People often use the term “migraine” to describe any severe headache. But not all severe headaches are migraines. And a mild headache can still be a migraine.

This confusion often leads to inadequate treatment of migraine. A primary goal of the new guidelines is to emphasize that the symptoms, severity and frequency of migraine are highly variable. Therefore, treatment has to be tailored to each person.

The headaches can be awful. So, it’s natural to want immediate pain relief. However, too many people with migraine overuse short-term pain relievers.

People may use over-the-counter remedies, such as ibuprofen, acetaminophen, aspirin or combination headache products. Or they might use prescription medications, sometimes with strong narcotic pain relievers.
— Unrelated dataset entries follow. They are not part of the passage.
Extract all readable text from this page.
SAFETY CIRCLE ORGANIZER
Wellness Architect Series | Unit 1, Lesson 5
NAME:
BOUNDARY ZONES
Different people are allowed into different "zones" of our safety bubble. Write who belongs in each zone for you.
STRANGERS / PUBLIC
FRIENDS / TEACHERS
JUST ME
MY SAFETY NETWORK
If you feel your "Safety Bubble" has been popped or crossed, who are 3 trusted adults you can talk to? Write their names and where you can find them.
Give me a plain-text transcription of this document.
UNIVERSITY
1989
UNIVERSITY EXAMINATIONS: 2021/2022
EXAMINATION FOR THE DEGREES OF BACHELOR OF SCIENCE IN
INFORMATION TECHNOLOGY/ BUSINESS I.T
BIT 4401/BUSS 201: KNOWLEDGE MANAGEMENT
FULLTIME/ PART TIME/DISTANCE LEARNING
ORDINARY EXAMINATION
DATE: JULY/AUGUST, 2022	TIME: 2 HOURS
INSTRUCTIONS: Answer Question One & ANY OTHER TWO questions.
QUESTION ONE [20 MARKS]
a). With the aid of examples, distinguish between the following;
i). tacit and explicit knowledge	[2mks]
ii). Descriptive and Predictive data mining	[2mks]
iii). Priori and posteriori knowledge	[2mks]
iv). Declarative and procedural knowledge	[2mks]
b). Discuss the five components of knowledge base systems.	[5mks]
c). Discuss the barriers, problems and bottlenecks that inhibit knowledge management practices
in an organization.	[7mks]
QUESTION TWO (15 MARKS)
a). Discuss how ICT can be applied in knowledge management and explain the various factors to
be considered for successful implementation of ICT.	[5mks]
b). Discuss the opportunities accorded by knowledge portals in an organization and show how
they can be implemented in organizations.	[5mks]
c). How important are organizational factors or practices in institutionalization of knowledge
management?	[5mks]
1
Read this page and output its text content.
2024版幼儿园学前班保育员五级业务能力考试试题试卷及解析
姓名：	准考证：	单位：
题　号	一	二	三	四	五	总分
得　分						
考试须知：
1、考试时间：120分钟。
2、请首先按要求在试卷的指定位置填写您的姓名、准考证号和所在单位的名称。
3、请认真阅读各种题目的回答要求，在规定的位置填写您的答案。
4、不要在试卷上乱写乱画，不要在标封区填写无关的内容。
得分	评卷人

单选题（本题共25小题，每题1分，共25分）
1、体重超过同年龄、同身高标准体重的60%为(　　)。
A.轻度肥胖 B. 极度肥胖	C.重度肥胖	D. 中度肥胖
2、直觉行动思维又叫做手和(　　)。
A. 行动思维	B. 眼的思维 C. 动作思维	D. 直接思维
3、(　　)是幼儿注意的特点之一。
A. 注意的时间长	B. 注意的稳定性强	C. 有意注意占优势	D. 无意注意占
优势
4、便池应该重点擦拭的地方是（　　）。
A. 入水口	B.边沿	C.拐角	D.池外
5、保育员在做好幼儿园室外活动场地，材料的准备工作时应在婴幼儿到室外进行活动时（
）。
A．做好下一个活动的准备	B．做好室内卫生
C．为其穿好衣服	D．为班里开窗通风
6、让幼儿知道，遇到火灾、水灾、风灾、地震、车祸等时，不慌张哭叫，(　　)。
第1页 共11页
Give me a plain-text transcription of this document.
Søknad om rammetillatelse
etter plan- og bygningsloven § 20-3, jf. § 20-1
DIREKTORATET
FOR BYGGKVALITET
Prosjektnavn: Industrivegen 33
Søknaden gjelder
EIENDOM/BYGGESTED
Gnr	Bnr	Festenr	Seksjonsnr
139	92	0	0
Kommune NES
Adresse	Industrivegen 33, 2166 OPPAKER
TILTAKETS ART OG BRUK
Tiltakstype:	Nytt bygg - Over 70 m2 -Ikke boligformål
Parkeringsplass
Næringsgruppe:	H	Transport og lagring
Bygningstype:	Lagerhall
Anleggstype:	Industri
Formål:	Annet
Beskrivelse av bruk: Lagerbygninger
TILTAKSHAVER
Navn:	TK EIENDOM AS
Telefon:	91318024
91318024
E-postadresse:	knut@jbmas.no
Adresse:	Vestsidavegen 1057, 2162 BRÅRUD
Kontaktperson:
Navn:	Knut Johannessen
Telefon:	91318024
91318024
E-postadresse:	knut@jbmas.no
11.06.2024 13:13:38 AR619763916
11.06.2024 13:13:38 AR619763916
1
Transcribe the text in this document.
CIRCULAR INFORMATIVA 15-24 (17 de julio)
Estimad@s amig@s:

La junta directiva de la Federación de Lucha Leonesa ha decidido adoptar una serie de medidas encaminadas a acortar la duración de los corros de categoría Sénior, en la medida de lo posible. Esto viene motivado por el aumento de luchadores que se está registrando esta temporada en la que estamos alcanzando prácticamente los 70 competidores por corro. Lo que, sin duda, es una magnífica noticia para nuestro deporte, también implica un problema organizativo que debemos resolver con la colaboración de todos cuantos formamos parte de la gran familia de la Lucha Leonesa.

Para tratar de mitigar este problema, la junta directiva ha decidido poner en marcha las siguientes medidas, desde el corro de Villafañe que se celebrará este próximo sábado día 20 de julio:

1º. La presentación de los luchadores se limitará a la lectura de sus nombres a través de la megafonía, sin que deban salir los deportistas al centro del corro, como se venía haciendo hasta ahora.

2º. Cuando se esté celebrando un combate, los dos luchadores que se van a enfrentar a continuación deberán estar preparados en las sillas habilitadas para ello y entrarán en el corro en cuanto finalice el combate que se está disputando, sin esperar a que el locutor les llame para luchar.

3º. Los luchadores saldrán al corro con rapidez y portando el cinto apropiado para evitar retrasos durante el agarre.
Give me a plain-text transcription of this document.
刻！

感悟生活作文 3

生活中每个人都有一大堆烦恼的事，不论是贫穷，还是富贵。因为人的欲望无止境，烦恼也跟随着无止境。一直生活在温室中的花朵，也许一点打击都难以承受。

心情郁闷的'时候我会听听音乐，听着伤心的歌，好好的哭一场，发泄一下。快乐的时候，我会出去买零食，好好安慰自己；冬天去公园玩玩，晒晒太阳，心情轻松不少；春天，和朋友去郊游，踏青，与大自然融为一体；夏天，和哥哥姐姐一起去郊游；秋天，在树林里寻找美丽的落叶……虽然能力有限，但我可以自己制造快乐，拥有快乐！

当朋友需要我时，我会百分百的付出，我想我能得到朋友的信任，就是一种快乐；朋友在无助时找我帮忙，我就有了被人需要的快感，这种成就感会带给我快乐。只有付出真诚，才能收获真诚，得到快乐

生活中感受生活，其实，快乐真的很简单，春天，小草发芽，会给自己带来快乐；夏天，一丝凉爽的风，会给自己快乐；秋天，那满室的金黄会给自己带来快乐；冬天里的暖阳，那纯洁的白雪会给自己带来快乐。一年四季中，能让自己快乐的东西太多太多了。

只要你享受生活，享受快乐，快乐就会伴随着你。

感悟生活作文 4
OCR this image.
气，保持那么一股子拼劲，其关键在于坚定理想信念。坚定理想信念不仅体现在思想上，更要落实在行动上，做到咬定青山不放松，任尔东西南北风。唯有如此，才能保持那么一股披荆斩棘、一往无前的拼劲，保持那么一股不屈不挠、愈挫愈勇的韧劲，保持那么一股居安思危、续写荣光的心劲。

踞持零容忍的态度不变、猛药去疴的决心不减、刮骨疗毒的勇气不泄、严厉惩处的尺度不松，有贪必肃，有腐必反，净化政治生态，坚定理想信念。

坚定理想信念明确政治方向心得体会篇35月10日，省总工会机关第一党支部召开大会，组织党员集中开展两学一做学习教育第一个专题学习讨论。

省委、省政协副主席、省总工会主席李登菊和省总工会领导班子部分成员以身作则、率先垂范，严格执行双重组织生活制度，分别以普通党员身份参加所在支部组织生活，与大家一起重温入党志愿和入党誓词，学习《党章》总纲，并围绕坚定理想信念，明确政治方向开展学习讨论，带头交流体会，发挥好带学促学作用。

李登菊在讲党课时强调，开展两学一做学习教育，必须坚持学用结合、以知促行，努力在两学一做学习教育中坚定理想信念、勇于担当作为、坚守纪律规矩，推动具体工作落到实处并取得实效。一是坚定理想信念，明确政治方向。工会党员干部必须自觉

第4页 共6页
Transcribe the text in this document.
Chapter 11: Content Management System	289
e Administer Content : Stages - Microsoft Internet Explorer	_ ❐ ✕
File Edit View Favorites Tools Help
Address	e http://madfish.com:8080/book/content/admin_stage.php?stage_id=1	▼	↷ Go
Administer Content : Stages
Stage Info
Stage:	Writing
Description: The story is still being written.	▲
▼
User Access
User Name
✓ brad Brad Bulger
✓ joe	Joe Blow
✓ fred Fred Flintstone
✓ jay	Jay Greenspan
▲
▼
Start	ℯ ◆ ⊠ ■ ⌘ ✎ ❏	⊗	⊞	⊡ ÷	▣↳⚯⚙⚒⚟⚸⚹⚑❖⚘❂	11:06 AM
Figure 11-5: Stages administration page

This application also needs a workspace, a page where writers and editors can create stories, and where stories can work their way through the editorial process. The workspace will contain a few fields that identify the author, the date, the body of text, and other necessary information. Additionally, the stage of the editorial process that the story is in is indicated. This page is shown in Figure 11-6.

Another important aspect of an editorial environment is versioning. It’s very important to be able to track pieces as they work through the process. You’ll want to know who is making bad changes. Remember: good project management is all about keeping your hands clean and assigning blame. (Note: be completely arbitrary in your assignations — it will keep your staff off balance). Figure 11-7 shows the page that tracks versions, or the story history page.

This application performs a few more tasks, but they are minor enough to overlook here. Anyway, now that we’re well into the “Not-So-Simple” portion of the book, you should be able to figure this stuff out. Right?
Over time, these drugs become less effective. So people naturally take higher doses or take the drugs more frequently. The overuse can lead to a problem called chronic daily headache, in addition to migraine.

The experts writing the guidelines want people with migraine and the doctors that treat them to understand the importance of looking at migraine as a long-term condition.


What Changes Can I Make Now?

If you have three or fewer headaches per month and the headaches can be quickly relieved with one or two doses of a pain reliever or a specific migraine medicine, then there is no need to change what you’re doing.

But if you have four or more headaches per month, or most of your headaches linger for many hours, then talk to your doctor about starting daily migraine preventive therapy.

The medicines with the best evidence for preventing migraines include:

  • Anti-seizure medicines:
    • Divalproex sodium (Depakote)
    • Sodium valproate
    • Topiramate (Topamax)
  • Beta-blockers:
    • Propranolol (Inderal, generic versions)
    • Metoprolol (Lopressor, generic versions)
    • Timolol

There are many other choices, such amitriptyline (Elavil, generic versions) and venlafaxine (Effexor) at low doses. Many people with migraine have fewer and less-severe headaches with daily verapamil, a drug used to treat high blood pressure. However, the medical evidence for verapamil for migraine prevention is not as strong, compared with the evidence for the other medicines mentioned above.


What Can I Expect Looking To The Future?

When there are so many possible treatment options, it often means we don't understand the exact cause of a symptom or disease. This is true for migraine.

The brain itself doesn't have pain receptors like skin does. It processes brain signals from other parts of the body. But why do the brain's pain centers trigger a head pain reaction?

When scientists put this puzzle together, we will have even better migraine therapies.